I turned them on bc for me, more information is better - e.g. I like to distinguish between e.g. "1 upvote" that has not been seen by anyone yet (perhaps due to server sync issues, which just happened to me yesterday on startrek.website - e.g. my post has different numbers of comments and differences in voting numbers depending on which instance you view it from; such issues are still somewhat common on Lemmy, often due to keeping up with Lemmy.world that has 80% of the userbase, though 0.19.6 promises a reprieve iirc), vs. 1 net upvote that is made up of X upvotes + X downvotes.

A lot of my posts tend to be controversial for some reason - e.g. this video that points out bias in news media reporting (towards more "exciting" content that sells rather than actual facts) got only 6 upvotes (above the default +1) and 5 downvotes. So... it's actual information to know that (a) people actually did see it, rather than it still sitting at just 2, and (b) as many people didn't like it as liked it, though far more people simply ignored.

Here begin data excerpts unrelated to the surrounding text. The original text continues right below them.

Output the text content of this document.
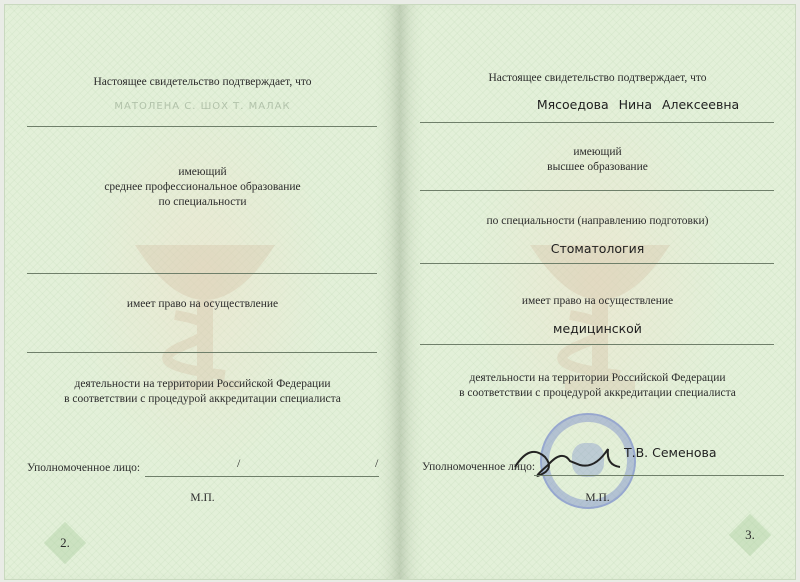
Настоящее свидетельство подтверждает, что
МАТОЛЕНА С. ШОХ Т. МАЛАК
имеющий
среднее профессиональное образование
по специальности
имеет право на осуществление
деятельности на территории Российской Федерации
в соответствии с процедурой аккредитации специалиста
Уполномоченное лицо:	/	/
М.П.
2.
Настоящее свидетельство подтверждает, что
Мясоедова Нина Алексеевна
имеющий
высшее образование
по специальности (направлению подготовки)
Стоматология
имеет право на осуществление
медицинской
деятельности на территории Российской Федерации
в соответствии с процедурой аккредитации специалиста
Уполномоченное лицо:
Т.В. Семенова
М.П.
3.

We cannot make people like things - even (literally) award-winning content that arguably they "should". All we can do is be sensitive to people's reactions. Like the man vs. bear debate - perhaps choosing the bear is "silly"? Then again, is it, really, truly, and anyway it's not our call to make, only others to choose as they wish. At which point, it's at least good to know what people's opinions are?